Does the stock market really care whether Obama or Romney wins tomorrow?
We’re in the midst of a very heated presidential race. And, once again, predictions are rolling in that the stock market will perform better of Romney wins, since it stands to reason that Republicans and their pro-business policies will help Wall Street and, by extension, investors.
On the other hand, there are those that point out (and even Fox Business had a story on it) that historical charts show that stocks (and ordinary investors) fare better during Democratic presidential terms.
But does it really matter? Here are some things to consider:
The Stock Market Isn’t the Economy
Many of us look at the stock market for a quick and dirty idea of what’s going on in the economy. More specifically, we often look at the Dow Jones Industrial Average for indications of what is happening in the economy. This is a rather interesting way to consider which way the economic winds are blowing, since the Dow consists of only a small portion of stocks available. On top of that, short-term, stocks are volatile. Basing long-term investing plans (and, perhaps, long-term economic policy) on what the stock market seems happy about today seems like a poor way to go about things.
Presidential Campaign Promises Don’t Equal Actual Policy
It’s also important to remember something about presidential campaign promises: The don’t always equal policy. Almost everything any presidential candidate wants to have happen requires Congress to turn it into law. While pundits argue over who really deserves the credit for economic growth and stock market performance during a presidential term (perhaps the policies of the predecessor, just now taking full effect, deserve the credit/blame), the truth is that we give presidents waaaaay too much credit.
The reality is that Congress has to pass the laws.
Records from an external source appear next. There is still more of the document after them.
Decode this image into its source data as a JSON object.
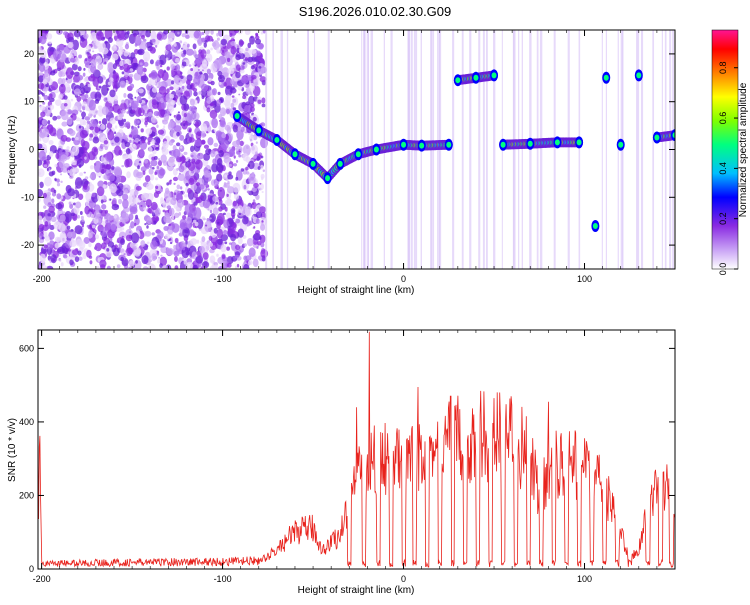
{
  "title": "S196.2026.010.02.30.G09",
  "chart_data": [
    {
      "type": "heatmap",
      "title": "S196.2026.010.02.30.G09",
      "xlabel": "Height of straight line (km)",
      "ylabel": "Frequency (Hz)",
      "xlim": [
        -202,
        150
      ],
      "ylim": [
        -25,
        25
      ],
      "xticks": [
        -200,
        -100,
        0,
        100
      ],
      "yticks": [
        -20,
        -10,
        0,
        10,
        20
      ],
      "colorbar": {
        "label": "Normalized spectral amplitude",
        "range": [
          0,
          0.95
        ],
        "ticks": [
          "0.0",
          "0.2",
          "0.4",
          "0.6",
          "0.8"
        ],
        "colors": [
          "#ffffff",
          "#c9a3f5",
          "#8a2be2",
          "#0000ff",
          "#00bfff",
          "#00ff80",
          "#7fff00",
          "#ffff00",
          "#ff8000",
          "#ff0000",
          "#ff1493"
        ]
      },
      "ridge": [
        {
          "x": -92,
          "y": 7
        },
        {
          "x": -80,
          "y": 4
        },
        {
          "x": -70,
          "y": 2
        },
        {
          "x": -60,
          "y": -1
        },
        {
          "x": -50,
          "y": -3
        },
        {
          "x": -42,
          "y": -6
        },
        {
          "x": -35,
          "y": -3
        },
        {
          "x": -25,
          "y": -1
        },
        {
          "x": -15,
          "y": 0
        },
        {
          "x": 0,
          "y": 1
        },
        {
          "x": 10,
          "y": 0.8
        },
        {
          "x": 25,
          "y": 1
        },
        {
          "x": 30,
          "y": 14.5
        },
        {
          "x": 40,
          "y": 15
        },
        {
          "x": 50,
          "y": 15.5
        },
        {
          "x": 55,
          "y": 1
        },
        {
          "x": 70,
          "y": 1.2
        },
        {
          "x": 85,
          "y": 1.5
        },
        {
          "x": 97,
          "y": 1.5
        },
        {
          "x": 106,
          "y": -16
        },
        {
          "x": 112,
          "y": 15
        },
        {
          "x": 120,
          "y": 1
        },
        {
          "x": 130,
          "y": 15.5
        },
        {
          "x": 140,
          "y": 2.5
        },
        {
          "x": 150,
          "y": 3
        }
      ]
    },
    {
      "type": "line",
      "xlabel": "Height of straight line (km)",
      "ylabel": "SNR (10 * v/v)",
      "xlim": [
        -202,
        150
      ],
      "ylim": [
        0,
        650
      ],
      "xticks": [
        -200,
        -100,
        0,
        100
      ],
      "yticks": [
        0,
        200,
        400,
        600
      ],
      "line_color": "#e8221c",
      "envelope": [
        {
          "x": -200,
          "y": 15
        },
        {
          "x": -150,
          "y": 18
        },
        {
          "x": -100,
          "y": 20
        },
        {
          "x": -80,
          "y": 22
        },
        {
          "x": -70,
          "y": 60
        },
        {
          "x": -60,
          "y": 120
        },
        {
          "x": -50,
          "y": 130
        },
        {
          "x": -45,
          "y": 60
        },
        {
          "x": -35,
          "y": 110
        },
        {
          "x": -28,
          "y": 260
        },
        {
          "x": -20,
          "y": 340
        },
        {
          "x": -10,
          "y": 350
        },
        {
          "x": 0,
          "y": 330
        },
        {
          "x": 10,
          "y": 360
        },
        {
          "x": 20,
          "y": 390
        },
        {
          "x": 30,
          "y": 410
        },
        {
          "x": 40,
          "y": 420
        },
        {
          "x": 50,
          "y": 430
        },
        {
          "x": 60,
          "y": 420
        },
        {
          "x": 70,
          "y": 360
        },
        {
          "x": 75,
          "y": 220
        },
        {
          "x": 80,
          "y": 330
        },
        {
          "x": 90,
          "y": 340
        },
        {
          "x": 100,
          "y": 320
        },
        {
          "x": 110,
          "y": 280
        },
        {
          "x": 118,
          "y": 150
        },
        {
          "x": 125,
          "y": 40
        },
        {
          "x": 130,
          "y": 60
        },
        {
          "x": 135,
          "y": 220
        },
        {
          "x": 145,
          "y": 260
        },
        {
          "x": 150,
          "y": 240
        }
      ],
      "spikes": [
        {
          "x": -19,
          "y": 645
        },
        {
          "x": -26,
          "y": 440
        },
        {
          "x": 8,
          "y": 495
        },
        {
          "x": 26,
          "y": 470
        },
        {
          "x": 53,
          "y": 480
        },
        {
          "x": 80,
          "y": 455
        }
      ],
      "dropouts": [
        -30,
        -22,
        -14,
        -7,
        0,
        6,
        13,
        20,
        27,
        34,
        41,
        48,
        55,
        62,
        69,
        76,
        83,
        90,
        97,
        104,
        111,
        118,
        125,
        135,
        142,
        148
      ]
    }
  ]
}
That means that a president can suggest ideas, but no president can actually “fix” the economy. It’s a nice thought that a president can do all these things, but the reality is that once a president is in office, policies have to be tweaked — and sometimes Congress flat out refuses to go along.
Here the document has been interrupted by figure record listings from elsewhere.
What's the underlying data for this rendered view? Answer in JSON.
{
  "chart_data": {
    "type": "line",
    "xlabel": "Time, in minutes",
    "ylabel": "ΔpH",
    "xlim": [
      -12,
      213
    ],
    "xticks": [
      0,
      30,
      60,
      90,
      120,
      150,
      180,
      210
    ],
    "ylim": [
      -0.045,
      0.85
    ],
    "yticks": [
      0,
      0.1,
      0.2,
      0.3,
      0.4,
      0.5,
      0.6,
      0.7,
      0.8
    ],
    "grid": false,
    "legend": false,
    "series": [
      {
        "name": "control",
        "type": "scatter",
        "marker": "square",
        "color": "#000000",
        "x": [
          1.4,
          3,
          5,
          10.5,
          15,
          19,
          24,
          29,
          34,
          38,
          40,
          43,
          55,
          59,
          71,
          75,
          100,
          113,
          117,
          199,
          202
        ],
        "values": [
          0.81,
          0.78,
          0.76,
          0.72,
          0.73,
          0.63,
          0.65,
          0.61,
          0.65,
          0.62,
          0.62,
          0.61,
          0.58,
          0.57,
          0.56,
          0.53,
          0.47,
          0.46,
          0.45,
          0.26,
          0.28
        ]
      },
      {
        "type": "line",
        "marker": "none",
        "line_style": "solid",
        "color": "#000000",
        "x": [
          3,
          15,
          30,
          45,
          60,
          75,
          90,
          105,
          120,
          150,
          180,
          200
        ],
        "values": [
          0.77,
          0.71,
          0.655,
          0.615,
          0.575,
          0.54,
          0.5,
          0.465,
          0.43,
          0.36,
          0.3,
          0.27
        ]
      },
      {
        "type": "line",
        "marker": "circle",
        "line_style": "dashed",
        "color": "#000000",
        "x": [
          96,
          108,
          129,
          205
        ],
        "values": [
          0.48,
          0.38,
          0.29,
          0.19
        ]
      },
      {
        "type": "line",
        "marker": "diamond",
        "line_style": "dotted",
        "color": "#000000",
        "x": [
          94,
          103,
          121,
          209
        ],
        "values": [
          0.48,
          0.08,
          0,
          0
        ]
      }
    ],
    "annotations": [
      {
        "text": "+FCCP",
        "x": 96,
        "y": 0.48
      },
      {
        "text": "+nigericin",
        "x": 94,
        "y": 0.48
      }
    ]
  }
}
How We Feel About Things Matters More
In the end, the stock market is about perception. How we feel about the situation matters more than what a president does or does not do. Stock market performance depends on our behaviors. If we feel good about what’s happening, we go out there, take risks, spend money, and the stock market improves. If, collectively, we feel uncertainty, the opposite happens and the stock market drops.
Of course, how we feel about things can depend, in part, on who’s president, as well as what Congress is up to. And, of course, there is the 24-hour news cycle and the Internet, and noise everywhere. These things influence our collective psyche as well, and can affect what happens in the stock market.
While the presidential election can influence how people feel about the situation, and that can, in turn, affect stock market performance, a president’s stated policies may not matter so much.
What do you think? Will it matter to your investments if Romney wins instead of Obama?